BATON ROUGE, LA (WAFB) - Heavy gunfire and piercing screams can be heard in nearly all of the videos of a horrific mass shooting as a gunman went on a shooting rampage at a Florida high school Wednesday.
Most of the videos are hard to watch. In one video, students can be seen hiding behind desks while outside, others are sent running for their lives. The traumatic ordeal is certainly terrifying for those who survived it, but because of social media, chances are local kids have seen these videos and could be struggling as well.

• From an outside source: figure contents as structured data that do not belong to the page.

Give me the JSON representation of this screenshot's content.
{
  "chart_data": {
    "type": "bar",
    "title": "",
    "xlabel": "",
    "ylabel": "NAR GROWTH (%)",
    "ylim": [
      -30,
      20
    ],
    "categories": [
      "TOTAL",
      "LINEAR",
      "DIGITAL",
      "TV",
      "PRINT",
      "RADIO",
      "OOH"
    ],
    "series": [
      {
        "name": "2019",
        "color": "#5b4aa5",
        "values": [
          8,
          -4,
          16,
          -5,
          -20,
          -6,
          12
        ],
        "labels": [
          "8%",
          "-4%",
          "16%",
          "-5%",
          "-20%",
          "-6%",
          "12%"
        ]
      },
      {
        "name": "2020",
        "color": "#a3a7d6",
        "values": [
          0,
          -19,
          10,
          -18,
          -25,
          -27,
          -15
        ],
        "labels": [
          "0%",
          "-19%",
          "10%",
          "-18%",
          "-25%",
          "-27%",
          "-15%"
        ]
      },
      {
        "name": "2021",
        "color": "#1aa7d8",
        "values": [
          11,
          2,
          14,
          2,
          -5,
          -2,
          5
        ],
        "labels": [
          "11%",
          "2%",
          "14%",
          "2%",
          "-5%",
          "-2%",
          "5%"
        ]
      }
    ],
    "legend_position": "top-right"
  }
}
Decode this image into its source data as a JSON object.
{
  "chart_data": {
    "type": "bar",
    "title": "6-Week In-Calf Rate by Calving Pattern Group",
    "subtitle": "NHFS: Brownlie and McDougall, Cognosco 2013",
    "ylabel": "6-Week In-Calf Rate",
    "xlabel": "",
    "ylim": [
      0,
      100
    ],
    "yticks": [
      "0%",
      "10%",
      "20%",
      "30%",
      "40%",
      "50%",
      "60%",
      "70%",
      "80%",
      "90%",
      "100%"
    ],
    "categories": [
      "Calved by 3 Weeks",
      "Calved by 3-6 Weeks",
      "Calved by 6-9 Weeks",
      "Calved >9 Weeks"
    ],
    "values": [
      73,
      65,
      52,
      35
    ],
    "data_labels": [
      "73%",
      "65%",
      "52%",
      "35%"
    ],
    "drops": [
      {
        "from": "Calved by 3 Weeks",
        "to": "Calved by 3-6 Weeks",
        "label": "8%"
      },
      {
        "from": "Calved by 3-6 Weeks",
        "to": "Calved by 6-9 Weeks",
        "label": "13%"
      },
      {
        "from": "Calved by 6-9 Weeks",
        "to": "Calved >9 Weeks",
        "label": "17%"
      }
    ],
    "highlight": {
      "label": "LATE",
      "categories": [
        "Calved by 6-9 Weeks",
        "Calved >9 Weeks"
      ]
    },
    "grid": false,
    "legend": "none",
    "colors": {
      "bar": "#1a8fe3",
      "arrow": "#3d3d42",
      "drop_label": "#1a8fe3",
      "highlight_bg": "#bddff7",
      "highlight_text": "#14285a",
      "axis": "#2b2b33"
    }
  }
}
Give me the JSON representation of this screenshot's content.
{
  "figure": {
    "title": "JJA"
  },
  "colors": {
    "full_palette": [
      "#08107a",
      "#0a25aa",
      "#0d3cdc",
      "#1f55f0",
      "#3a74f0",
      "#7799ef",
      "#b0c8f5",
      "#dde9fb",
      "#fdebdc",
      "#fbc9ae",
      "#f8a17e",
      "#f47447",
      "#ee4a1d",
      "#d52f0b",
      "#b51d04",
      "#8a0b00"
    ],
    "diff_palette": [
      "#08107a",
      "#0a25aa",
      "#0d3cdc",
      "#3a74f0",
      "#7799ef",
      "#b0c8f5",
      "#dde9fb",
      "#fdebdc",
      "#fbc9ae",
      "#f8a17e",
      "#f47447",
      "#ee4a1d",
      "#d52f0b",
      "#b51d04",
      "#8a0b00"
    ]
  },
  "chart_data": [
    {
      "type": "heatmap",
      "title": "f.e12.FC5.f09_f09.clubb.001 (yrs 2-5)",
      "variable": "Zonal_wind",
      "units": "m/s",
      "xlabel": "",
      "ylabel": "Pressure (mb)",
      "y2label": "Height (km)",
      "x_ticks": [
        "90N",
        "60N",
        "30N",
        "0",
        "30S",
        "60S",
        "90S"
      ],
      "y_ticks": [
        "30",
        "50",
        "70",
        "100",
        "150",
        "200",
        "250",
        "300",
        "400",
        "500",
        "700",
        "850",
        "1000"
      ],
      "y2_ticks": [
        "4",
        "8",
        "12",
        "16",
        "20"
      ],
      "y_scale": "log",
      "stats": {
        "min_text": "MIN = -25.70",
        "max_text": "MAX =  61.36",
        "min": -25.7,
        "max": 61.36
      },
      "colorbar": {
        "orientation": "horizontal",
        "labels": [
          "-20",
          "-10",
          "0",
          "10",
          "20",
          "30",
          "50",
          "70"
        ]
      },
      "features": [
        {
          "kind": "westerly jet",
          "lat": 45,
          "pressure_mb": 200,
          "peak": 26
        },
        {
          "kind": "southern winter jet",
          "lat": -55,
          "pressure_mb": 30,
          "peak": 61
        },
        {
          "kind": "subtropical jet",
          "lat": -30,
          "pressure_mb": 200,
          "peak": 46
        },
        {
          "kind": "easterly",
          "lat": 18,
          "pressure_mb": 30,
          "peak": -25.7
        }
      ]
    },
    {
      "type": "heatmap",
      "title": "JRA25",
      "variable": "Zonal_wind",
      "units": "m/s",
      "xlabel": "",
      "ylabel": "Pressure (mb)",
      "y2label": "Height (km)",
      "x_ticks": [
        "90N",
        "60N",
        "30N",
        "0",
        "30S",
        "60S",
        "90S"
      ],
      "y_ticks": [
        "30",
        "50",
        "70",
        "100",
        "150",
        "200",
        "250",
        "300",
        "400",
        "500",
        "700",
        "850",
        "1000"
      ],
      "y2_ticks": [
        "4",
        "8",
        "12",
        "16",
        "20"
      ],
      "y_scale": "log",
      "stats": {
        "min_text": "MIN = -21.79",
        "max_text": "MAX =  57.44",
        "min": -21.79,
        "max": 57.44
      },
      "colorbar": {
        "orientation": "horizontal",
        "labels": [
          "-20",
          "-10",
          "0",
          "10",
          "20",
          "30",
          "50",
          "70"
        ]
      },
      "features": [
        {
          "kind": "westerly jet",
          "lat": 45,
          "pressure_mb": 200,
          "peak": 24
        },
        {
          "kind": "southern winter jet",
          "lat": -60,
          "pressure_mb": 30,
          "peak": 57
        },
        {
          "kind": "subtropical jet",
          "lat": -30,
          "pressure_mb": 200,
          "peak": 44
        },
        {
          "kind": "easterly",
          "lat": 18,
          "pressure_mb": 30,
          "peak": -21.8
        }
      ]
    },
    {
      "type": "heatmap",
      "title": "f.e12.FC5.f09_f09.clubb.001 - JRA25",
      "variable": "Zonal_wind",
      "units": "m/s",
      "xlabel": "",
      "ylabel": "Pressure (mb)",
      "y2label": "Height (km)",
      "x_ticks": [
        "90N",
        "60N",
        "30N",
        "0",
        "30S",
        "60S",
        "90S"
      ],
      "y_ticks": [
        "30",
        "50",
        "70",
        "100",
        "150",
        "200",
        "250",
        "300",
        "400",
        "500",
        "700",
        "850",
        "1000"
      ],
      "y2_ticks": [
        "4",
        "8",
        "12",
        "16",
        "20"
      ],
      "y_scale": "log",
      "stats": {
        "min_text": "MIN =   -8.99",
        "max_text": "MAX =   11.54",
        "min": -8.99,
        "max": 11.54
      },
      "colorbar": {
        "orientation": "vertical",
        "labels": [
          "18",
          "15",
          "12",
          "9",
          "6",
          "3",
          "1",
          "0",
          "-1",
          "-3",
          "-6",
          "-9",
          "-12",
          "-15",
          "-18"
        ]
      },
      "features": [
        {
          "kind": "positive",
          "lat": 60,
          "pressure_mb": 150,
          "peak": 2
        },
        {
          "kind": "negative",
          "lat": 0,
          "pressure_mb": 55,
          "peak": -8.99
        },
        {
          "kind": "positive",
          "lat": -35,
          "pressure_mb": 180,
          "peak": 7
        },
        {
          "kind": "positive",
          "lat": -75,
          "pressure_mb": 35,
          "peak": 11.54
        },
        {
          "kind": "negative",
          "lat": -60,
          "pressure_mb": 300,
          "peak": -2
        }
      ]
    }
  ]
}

"They may not get the response they need and so they may end up turning to social media and turning to their friends and getting responses that they want, but maybe don't need," Stephen Aguillard, clinical service director for Capital Area Human Services.
With 17 people killed, at least 13 more injured, and a former student allegedly behind it all, many parents may not know how best to explain yet another senseless tragedy to their kids. Aguillard recommends parents start slow and ask questions to let the children drive the conversation. "Ask your kids what are you seeing? What are they experiencing and what are their emotions like," said Aguillard.
Some kids may process the tragedy differently and Aguillard says parents should help them express their feelings while the incident is still fresh. He says the worst thing parents can do is let their kids work it out on their own. "I think the time to have the conversation is now and tomorrow and the next day, but I wouldn't hold off," said Aguillard.
Social worker, Velda Wiltz, has helped kids at Family Services of Greater Baton Rouge for years and says a great way to explain the tragic event is to stick to the facts and point out positives. She stresses the key is to let kids know that the danger is over.
"You could start with the fact that so many people were saved and that the law enforcement did such a fantastic job," advised Wiltz. "The key with that is making sure that the children are aware that that shooter has been apprehended and that he can no longer harm anyone. That in and of itself gives a lot of safety and security to the child."
Another tip Wiltz passes along is to follow up after the conversation and monitor kids for signs of stress or fear. She says perhaps the best thing parents can do though is if they need help, to not be afraid to ask. "Recognize that it's okay," she said. "It doesn't mean there's anything wrong with you. It's just a safe place to process those feelings."
Anyone interested in seeking professional help to talk with their kids about the topic can contact either agency to set up an appointment.